Prix de la Fondation d’entreprise Ricard 2019 — Le fil d’alerte
La Fondation d’entreprise Ricard présente jusqu’au 26 octobre Le fil d’alerte, exposition des artistes nommés au 21e Prix qu’elle décerne chaque année.
« Le fil d’alerte — 21ème Prix de la Fondation Ricard », Fondation d’entreprise Pernod Ricard du 10 septembre au 26 octobre 2019. En savoir plus En invitant Marcos Avila Forero, Eva Barto, Simon Boudvin, Corentin Canesson, Gaëlle Choisne, Kapwani Kiwanga, Paul Maheke, Estefania Penafiel Loaiza et Sarah Tritz, Le fil d’alerte fait la part belle à un art de la recherche, une création en prise directe avec les conditions de son éclosion.De ces propositions émerge une forme de modestie qui ne cache pas pour autant un manque d’ambition. Car derrière ces œuvres qui, pour la quasi-totalité d’entre elles, annulent tout effet spectaculaire, se trament des démarches profondes qui engagent un questionnement de notre rapport au monde.
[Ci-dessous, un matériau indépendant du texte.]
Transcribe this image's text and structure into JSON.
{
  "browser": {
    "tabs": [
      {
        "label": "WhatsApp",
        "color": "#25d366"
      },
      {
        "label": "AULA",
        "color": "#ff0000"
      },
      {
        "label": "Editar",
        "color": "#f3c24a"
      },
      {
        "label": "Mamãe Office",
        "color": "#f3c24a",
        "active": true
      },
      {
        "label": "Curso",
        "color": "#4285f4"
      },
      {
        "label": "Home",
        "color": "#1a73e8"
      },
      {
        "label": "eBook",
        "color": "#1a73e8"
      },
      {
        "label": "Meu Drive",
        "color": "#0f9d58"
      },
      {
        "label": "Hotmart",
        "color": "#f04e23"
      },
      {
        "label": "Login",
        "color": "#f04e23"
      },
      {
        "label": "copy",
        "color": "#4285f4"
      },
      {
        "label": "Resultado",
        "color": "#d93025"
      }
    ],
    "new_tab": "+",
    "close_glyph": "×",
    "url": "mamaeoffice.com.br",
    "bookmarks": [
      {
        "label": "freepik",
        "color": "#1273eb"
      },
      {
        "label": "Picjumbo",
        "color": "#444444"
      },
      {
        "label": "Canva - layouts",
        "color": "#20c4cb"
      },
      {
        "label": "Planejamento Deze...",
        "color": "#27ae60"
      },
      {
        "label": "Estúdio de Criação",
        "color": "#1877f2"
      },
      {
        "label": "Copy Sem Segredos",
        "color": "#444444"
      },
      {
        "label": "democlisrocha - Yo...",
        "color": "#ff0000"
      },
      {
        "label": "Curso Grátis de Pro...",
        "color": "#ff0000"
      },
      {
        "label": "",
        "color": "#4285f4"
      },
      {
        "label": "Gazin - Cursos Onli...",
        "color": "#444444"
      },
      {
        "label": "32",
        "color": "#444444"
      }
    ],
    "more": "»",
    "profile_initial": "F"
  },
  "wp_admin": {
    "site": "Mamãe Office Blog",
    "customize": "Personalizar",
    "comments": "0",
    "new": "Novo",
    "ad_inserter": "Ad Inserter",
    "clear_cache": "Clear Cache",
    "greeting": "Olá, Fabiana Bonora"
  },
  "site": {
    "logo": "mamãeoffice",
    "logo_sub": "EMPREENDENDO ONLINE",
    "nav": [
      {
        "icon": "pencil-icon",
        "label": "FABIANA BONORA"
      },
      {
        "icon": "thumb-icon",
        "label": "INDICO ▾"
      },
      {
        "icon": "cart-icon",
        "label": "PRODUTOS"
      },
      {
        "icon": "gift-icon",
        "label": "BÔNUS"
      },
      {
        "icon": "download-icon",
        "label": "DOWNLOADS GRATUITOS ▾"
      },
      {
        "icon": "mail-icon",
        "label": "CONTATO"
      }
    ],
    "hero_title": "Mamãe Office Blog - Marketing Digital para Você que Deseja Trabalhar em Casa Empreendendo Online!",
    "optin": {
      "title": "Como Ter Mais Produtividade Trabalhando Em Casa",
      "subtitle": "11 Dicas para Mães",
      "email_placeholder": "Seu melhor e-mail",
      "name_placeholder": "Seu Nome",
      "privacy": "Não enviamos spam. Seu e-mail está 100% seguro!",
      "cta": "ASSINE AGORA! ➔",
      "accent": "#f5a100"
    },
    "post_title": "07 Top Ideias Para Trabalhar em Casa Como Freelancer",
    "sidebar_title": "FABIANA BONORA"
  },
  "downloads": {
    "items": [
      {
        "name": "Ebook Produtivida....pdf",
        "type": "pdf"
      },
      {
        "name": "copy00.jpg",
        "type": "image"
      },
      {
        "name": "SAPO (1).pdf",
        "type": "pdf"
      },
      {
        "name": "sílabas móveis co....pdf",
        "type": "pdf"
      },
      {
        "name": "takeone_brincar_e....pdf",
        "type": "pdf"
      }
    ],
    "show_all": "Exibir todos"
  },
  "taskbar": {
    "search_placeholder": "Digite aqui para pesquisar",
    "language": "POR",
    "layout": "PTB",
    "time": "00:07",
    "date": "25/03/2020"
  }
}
En cela, Le Fil d’alerte paraît presque jouer sur la possibilité de fragments de la pensée, faisant le pari du ressenti instantané de l’idée, de sa sensibilité directe qui laisserait sciemment son fonds théorique en arrière-plan. Un choix net évoqué par la commissaire qui décrit cette réunion comme la « photographie d’une pluralité de voix » ; un paradoxe fructueux et inspiré qui annonce d’emblée une recherche de sens qui passe par le trouble de la réception sensible.
Touchant à des thèmes très divers, comme un reflet kaléidoscopique des préoccupations de ces artistes nés entre 1978 et 1988, le parcours de l’exposition réussit, malgré les contraintes de l’exercice de la sélection, à offrir une progression et des échos intéressants où les pratiques se répondent, se contredisent et se complètent dans une mise en scène cohérente qui parvient à déceler dans toutes ses pratiques une certaine unité esthétique. Un travail d’équipe donc et un regard accueillant sur des démarches qui, bien évidemment, ne révèlent pas ici tout leur potentiel mais encouragent, par l’humilité de la scénographie et l’élégance du propos, à les fouiller plus avant. Comme un marqueur des commissariats de Claire Le Restif, qui dirige le Crédac d’Ivry, se découvre une forme d’économie à l’œuvre, où l’art se dessine à la pointe, par touches légères dans l’espace.
C’est peut-être le point le plus intéressant de ce regroupement assez fidèle aux enjeux qui émaillent la scène contemporaine. Avec discrétion et élégance, Le fil d’alerte met le doigt sur la tension générale d’une pratique qui, si elle s’éloigne des manifestes, des déclarations intempestives et programmatiques n’en invente pas moins sa propre méthodologie, où l’artiste, plus que jamais, semble faire de la porosité une stratégie d’invention, de mobilisation de l’attention des consciences.
De la sorte, ce « fil d’alerte » évite l’écueil de l’appropriation et de la catégorisation en gardant toujours vive une forme d’hybridation qui garantit la persistance de la différence dans toutes les créations qu’il relie.